私はサングラスを外して、カップの横に置いた。サングラスは以前、クラピカから借りたものをそのまま使っているので、サイズが合わないことは自覚していた。
「でさ」シャルナークがテーブルに頬杖を突く。にっこりと。彼がこの表情をする時は、決まって一つの台詞が飛び出す。「そろそろウチに入らない、レイン?」
ああ、まただ。私は窮屈な溜息を吐いて、カップを置いた。『いや』
『その話はもう21回断った』
「まだ19回目だよ。二回はレインにはぐらかされたからね」
『そんな屁理屈はどうでも良いの。私は目的がよく分からない団体に入るつもりはないし、仕事は一人するのが好きなの』
「だから、ウチが何してるかなんて、入れば分かるよ」
『団体名すら教えないくせに』
「それも入ったら教えてあげる」
話にならない。なんだと言うのだ、もう。私はコーヒーに砂糖とミルクを入れるのを諦めて、煽るように口を付けた。私の心理状態が相手に伝われば良いと考えていた。
『いやなものは、いや』
「残念。

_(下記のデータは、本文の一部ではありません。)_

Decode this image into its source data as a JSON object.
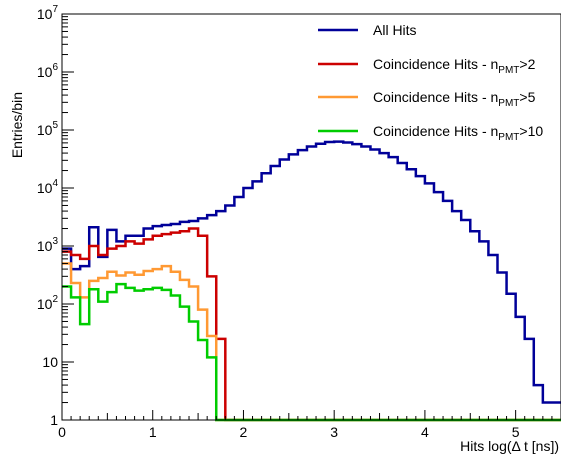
{
  "chart_data": {
    "type": "line",
    "style": "step histogram",
    "xlabel": "Hits log(Δ t [ns])",
    "ylabel": "Entries/bin",
    "x_scale": "linear",
    "y_scale": "log",
    "xlim": [
      0,
      5.5
    ],
    "ylim": [
      1,
      10000000
    ],
    "x_ticks": [
      0,
      1,
      2,
      3,
      4,
      5
    ],
    "x_tick_labels": [
      "0",
      "1",
      "2",
      "3",
      "4",
      "5"
    ],
    "y_ticks": [
      1,
      10,
      100,
      1000,
      10000,
      100000,
      1000000,
      10000000
    ],
    "y_tick_labels": [
      {
        "base": "1",
        "exp": ""
      },
      {
        "base": "10",
        "exp": ""
      },
      {
        "base": "10",
        "exp": "2"
      },
      {
        "base": "10",
        "exp": "3"
      },
      {
        "base": "10",
        "exp": "4"
      },
      {
        "base": "10",
        "exp": "5"
      },
      {
        "base": "10",
        "exp": "6"
      },
      {
        "base": "10",
        "exp": "7"
      }
    ],
    "grid": false,
    "legend_position": "top-right",
    "bin_width": 0.1,
    "bin_edges_start": 0,
    "series": [
      {
        "legend": {
          "text": "All Hits",
          "sub": "",
          "suffix": ""
        },
        "color": "#000099",
        "values": [
          900,
          400,
          450,
          2100,
          650,
          1900,
          1200,
          1500,
          1500,
          2000,
          2200,
          2300,
          2400,
          2600,
          2700,
          3000,
          3400,
          4000,
          5000,
          7000,
          10000,
          13000,
          18000,
          24000,
          31000,
          38000,
          45000,
          52000,
          58000,
          62000,
          63000,
          61000,
          57000,
          52000,
          46000,
          40000,
          34000,
          27000,
          21000,
          16000,
          12000,
          8500,
          6000,
          4000,
          2800,
          1800,
          1200,
          700,
          350,
          150,
          60,
          25,
          4,
          2,
          2
        ]
      },
      {
        "legend": {
          "text": "Coincidence Hits - n",
          "sub": "PMT",
          "suffix": ">2"
        },
        "color": "#cc0000",
        "values": [
          800,
          700,
          600,
          1000,
          700,
          900,
          1000,
          1200,
          1100,
          1300,
          1500,
          1600,
          1700,
          1800,
          2000,
          1500,
          300,
          25,
          1,
          1,
          1,
          1,
          1,
          1,
          1,
          1,
          1,
          1,
          1,
          1,
          1,
          1,
          1,
          1,
          1,
          1,
          1,
          1,
          1,
          1,
          1,
          1,
          1,
          1,
          1,
          1,
          1,
          1,
          1,
          1,
          1,
          1,
          1,
          1,
          1
        ]
      },
      {
        "legend": {
          "text": "Coincidence Hits - n",
          "sub": "PMT",
          "suffix": ">5"
        },
        "color": "#ff9933",
        "values": [
          500,
          230,
          130,
          250,
          280,
          360,
          310,
          350,
          320,
          370,
          400,
          450,
          360,
          260,
          200,
          80,
          28,
          1,
          1,
          1,
          1,
          1,
          1,
          1,
          1,
          1,
          1,
          1,
          1,
          1,
          1,
          1,
          1,
          1,
          1,
          1,
          1,
          1,
          1,
          1,
          1,
          1,
          1,
          1,
          1,
          1,
          1,
          1,
          1,
          1,
          1,
          1,
          1,
          1,
          1
        ]
      },
      {
        "legend": {
          "text": "Coincidence Hits - n",
          "sub": "PMT",
          "suffix": ">10"
        },
        "color": "#00cc00",
        "values": [
          200,
          130,
          45,
          180,
          110,
          160,
          220,
          190,
          170,
          180,
          190,
          175,
          140,
          90,
          50,
          24,
          12,
          1,
          1,
          1,
          1,
          1,
          1,
          1,
          1,
          1,
          1,
          1,
          1,
          1,
          1,
          1,
          1,
          1,
          1,
          1,
          1,
          1,
          1,
          1,
          1,
          1,
          1,
          1,
          1,
          1,
          1,
          1,
          1,
          1,
          1,
          1,
          1,
          1,
          1
        ]
      }
    ]
  }
}
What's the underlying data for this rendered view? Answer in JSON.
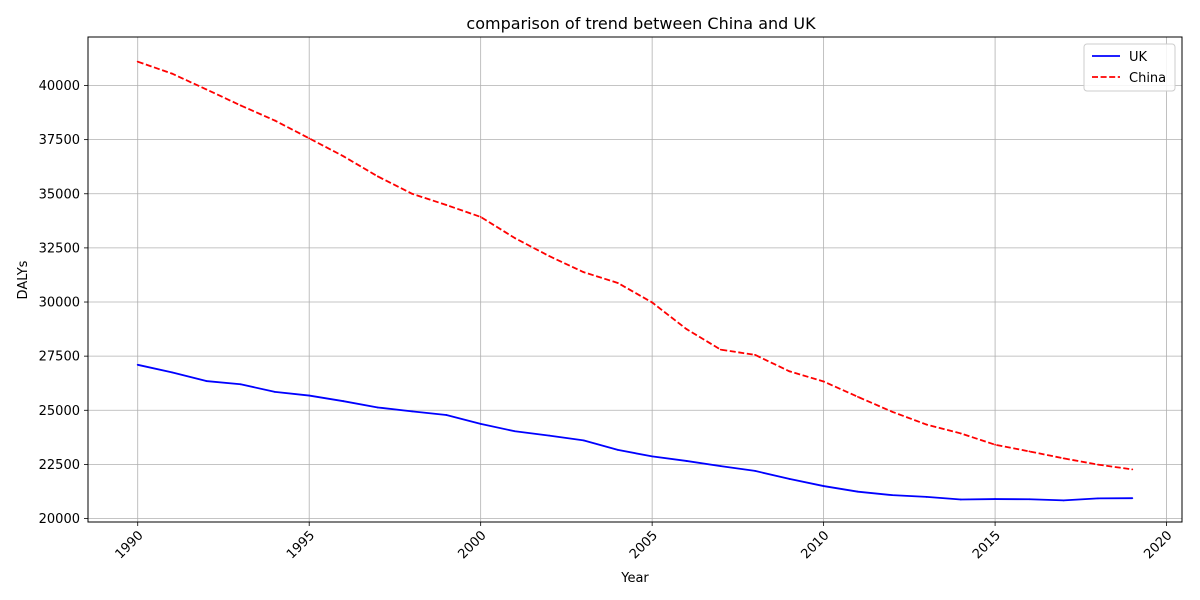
{
  "chart_data": {
    "type": "line",
    "title": "comparison of trend between China and UK",
    "xlabel": "Year",
    "ylabel": "DALYs",
    "xlim": [
      1988.55,
      2020.45
    ],
    "ylim": [
      19840,
      42240
    ],
    "xticks": [
      1990,
      1995,
      2000,
      2005,
      2010,
      2015,
      2020
    ],
    "yticks": [
      20000,
      22500,
      25000,
      27500,
      30000,
      32500,
      35000,
      37500,
      40000
    ],
    "grid": true,
    "legend_position": "top-right",
    "x": [
      1990,
      1991,
      1992,
      1993,
      1994,
      1995,
      1996,
      1997,
      1998,
      1999,
      2000,
      2001,
      2002,
      2003,
      2004,
      2005,
      2006,
      2007,
      2008,
      2009,
      2010,
      2011,
      2012,
      2013,
      2014,
      2015,
      2016,
      2017,
      2018,
      2019
    ],
    "series": [
      {
        "name": "UK",
        "color": "#0000ff",
        "dash": "solid",
        "values": [
          27100,
          26750,
          26350,
          26200,
          25850,
          25680,
          25420,
          25130,
          24950,
          24780,
          24370,
          24030,
          23830,
          23610,
          23170,
          22870,
          22660,
          22420,
          22200,
          21830,
          21500,
          21240,
          21080,
          21000,
          20880,
          20900,
          20890,
          20840,
          20930,
          20940
        ]
      },
      {
        "name": "China",
        "color": "#ff0000",
        "dash": "dashed",
        "values": [
          41100,
          40550,
          39820,
          39080,
          38380,
          37560,
          36730,
          35800,
          35000,
          34480,
          33930,
          32950,
          32120,
          31380,
          30880,
          29980,
          28750,
          27800,
          27560,
          26800,
          26330,
          25620,
          24930,
          24340,
          23930,
          23410,
          23100,
          22780,
          22490,
          22270
        ]
      }
    ]
  }
}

団長も、レインの情報収集能力は買ってるのに」
『だんちょう?サーカス団でもやってるの?』
「まあ、そんなとこ」
にっこりと頷くシャルナーク。その魅力に、私のストレスマイレージがどんどん貯まる。
シャルナークは、私の客だ。それも、かなり割りの良い。言われたことに関する情報を提示すれば、あとは自分の判断で処理してくれる。しかも、報酬も他の客に比べて破格だったりする。プロでもない私は、客によっては嘗められている節もあるから、正直、助かる。
あくまでビジネスな関係。それを貫いていた筈なのに。
なにがきっかけなのかは知らないが、シャルナークは会う度に同じことを言ってくる。
「楽しいよ。困ったヤツも多いけど。それも含めて」
正直、困っている。
『私は学校が好きなの。生活の基準を学校以外に移す気はないの』
「大丈夫。拘束時間長い時もあるけど、基本的に自由だから」
『それでもいやです、入りません』
苦い苦いブラックコーヒーを、ゆっくり飲み干していく。酸味が少なくて良かった。レジで豆の販売もしていたし、今度買いに来よう。

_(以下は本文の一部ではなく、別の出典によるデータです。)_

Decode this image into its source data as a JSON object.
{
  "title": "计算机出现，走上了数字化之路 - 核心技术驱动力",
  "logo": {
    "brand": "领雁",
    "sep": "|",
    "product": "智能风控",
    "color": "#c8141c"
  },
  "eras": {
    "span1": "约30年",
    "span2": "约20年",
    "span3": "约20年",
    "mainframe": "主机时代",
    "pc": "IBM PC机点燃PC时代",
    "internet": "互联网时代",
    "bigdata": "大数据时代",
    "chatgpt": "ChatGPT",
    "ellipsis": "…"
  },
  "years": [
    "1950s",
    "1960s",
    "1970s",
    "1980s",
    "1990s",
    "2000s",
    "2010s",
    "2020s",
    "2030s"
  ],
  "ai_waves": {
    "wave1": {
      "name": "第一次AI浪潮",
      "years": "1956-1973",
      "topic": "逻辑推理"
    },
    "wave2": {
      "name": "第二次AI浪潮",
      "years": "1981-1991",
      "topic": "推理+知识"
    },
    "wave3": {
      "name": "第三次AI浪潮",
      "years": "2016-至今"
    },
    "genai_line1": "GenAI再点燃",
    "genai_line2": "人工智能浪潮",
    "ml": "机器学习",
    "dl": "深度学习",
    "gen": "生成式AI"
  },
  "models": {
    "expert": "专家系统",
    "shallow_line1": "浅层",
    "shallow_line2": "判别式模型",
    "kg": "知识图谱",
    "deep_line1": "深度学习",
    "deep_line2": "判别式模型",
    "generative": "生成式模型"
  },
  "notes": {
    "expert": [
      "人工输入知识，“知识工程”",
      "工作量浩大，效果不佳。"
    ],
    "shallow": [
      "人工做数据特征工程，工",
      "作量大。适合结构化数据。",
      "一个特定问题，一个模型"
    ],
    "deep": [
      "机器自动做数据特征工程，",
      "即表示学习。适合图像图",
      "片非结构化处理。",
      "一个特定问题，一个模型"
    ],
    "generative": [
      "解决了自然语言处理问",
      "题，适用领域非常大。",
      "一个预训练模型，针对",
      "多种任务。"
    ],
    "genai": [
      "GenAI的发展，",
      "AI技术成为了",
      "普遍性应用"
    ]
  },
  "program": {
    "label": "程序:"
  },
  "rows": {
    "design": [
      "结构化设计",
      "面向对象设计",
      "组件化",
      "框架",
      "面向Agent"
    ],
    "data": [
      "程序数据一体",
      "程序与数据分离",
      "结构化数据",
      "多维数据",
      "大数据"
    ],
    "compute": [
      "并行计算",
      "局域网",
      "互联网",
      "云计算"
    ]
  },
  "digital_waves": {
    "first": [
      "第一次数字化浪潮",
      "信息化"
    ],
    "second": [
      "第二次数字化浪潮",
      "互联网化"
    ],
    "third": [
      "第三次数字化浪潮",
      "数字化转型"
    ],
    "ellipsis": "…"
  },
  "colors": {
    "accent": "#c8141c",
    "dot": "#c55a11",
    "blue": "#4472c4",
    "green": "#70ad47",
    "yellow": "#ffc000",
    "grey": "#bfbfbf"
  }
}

今は、苦味を楽しむ余裕はない。少しだけ勿体ないと思う。次はゆっくりしたい、なんて脳内に希望を吐き出す。
最後の一滴を嚥下して、カップをソーサーに置いた。まだカップには温度が残っていた。
『ごちそうさま』と声には出さず呟いて、今度こそ席を立つ。テーブルの上をチェック。大丈夫。忘れものはない。テーブルの端の伝票に触れたら、シャルナークに取り上げられた。
「女の子に払わす趣味はないよ」
彼の趣味趣向は知ったことではないが、伝票は相手の手の中だ。むきになって取り返すのも馬鹿らしい。白昼堂々と戯れるバカップルに見られたら、堪ったものではない。
なにも言わずに、シャルナークに背を向けた。出入口はそのまま真っ直ぐ。テーブルとテーブルの間を歩いて、その間、彼の視線をたっぷりと浴びる。
いやな視線だ。
逃げられない、そんな気がしてくる。
ロングスカートが脚に纏わりついて、罠のようだ。走り去ってしまいたい、そんな衝動を二酸化炭素と一緒に排出した。
自動ドアを潜ると、外は快晴。良かった。もう視線は届かない。罠を抜けれたのだ。肩の緊張を解く。
駅から電車に乗るか、駅前でタクシーを拾うか、迷った。駅に着いたら考えよう。保留にするなんて、私にしては珍しい事だ。相当疲労している。深呼吸、深呼吸。
赤信号に捕まって、鞄の中を探った。サングラスを取り出す為だ。陽射しに弱いわけではないけれど、今日は紫外線が強い。日傘も持って来れば良かったかな。後悔しても、もう遅い。
『あれ?』
おかしいな。忘れものはなかった筈。どこかで落とした?でも、そんな音はしなかった。
どんなに鞄を漁っても、サングラスは見付からないまま。
青信号と共に、流れる人混み。その中で、私は一人、首を傾げていた。